I’m working on it… Googling the error, I ended up here.
I know I’ll have to apply a similar Load Balancer hack for the Listener. But I haven’t reached the point yet where I can create the listener, having not been able to even create the availability group.
Back to your friend John: If my gut feeling is right, he probably ran into his problem after some soft of network issue. Maybe a switch or router fault or misconfiguration has caused a similar error pattern to the one I’m running into, and has caused the node to “disconnect”.
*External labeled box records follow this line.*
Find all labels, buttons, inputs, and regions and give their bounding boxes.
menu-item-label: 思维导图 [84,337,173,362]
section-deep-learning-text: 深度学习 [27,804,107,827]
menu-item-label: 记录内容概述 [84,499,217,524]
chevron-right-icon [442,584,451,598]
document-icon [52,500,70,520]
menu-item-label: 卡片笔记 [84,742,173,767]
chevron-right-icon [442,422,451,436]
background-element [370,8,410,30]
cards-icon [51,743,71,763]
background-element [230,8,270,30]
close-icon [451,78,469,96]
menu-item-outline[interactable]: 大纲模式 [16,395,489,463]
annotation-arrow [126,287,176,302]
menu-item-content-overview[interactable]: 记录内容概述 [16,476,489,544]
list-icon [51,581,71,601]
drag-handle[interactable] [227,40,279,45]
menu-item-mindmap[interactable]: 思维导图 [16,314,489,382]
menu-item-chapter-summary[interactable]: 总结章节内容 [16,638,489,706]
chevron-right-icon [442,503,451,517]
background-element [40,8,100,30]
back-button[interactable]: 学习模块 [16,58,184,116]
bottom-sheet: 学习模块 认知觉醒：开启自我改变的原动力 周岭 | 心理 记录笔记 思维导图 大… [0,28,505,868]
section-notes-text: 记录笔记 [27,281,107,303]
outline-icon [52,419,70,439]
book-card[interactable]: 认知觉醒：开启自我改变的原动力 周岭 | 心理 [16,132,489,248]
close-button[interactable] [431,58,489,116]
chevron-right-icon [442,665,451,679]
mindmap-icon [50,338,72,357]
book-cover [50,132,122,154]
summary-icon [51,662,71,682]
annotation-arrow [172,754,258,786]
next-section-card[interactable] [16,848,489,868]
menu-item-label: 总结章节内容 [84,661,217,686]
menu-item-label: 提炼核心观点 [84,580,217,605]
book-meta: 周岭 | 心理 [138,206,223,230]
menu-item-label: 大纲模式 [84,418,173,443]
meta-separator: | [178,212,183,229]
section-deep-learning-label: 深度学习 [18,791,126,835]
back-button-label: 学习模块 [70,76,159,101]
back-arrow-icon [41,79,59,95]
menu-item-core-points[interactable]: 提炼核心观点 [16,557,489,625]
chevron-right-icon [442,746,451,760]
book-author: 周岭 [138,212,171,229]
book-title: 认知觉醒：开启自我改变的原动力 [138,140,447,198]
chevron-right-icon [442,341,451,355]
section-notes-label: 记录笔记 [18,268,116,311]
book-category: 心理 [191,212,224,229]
Follow up: If anyone else is running into the same issue as I was, here’s how I finally managed to solve the problem for my specific case:
After reviewing the Cluster logs, I found the following errors:
ODBC Error: [42000] [Microsoft][SQL Server Native Client 11.0][SQL Server]The user does not have permission to perform this action. (297)
Failed to run diagnostics command. See previous log for error message
Disconnect from SQL Server
It turned out that after solving the network issues, the problem now was improper permissions. After a little research, I ended up running the following SQL commands:
GRANT ALTER ANY AVAILABILITY GROUP TO [NT AUTHORITYSYSTEM];
GRANT CONNECT SQL TO [NT AUTHORITYSYSTEM];
GRANT VIEW SERVER STATE TO [NT AUTHORITYSYSTEM];
Afterward, I was able to create the Availability Group.
What troubles me is that I never had to grant those permissions under my local DEV environment, but here under Azure, I had to.
This is amazing – I wish you can write a blog post on this subject and I will publish it with due credit to you.
I have configured SQL server always on, it working properly, had configured listener too listener is able to communicate from any of the cluster node, its IP is online…but I am unable to do the failover of SQL server availablity group, its failing with timeout error 41131.
1)I have granted the access to endpoints to NT authority system
2)port 5022 is listening from both the servers
3)have also granted access to endpoints
4)error code 1257 ,1258 is getting recorded in cluster logs for CNO permissions, but I am getting same in other servers while doing failover but its getting failed over (so not sure if its exactly a cause of issue)
Is anyone out here who can comment a help here to me
am also facing the same issue any solution?..no option to join the db’s in secondary as ag group missing in secondary.do we need to reconfugure the ag again?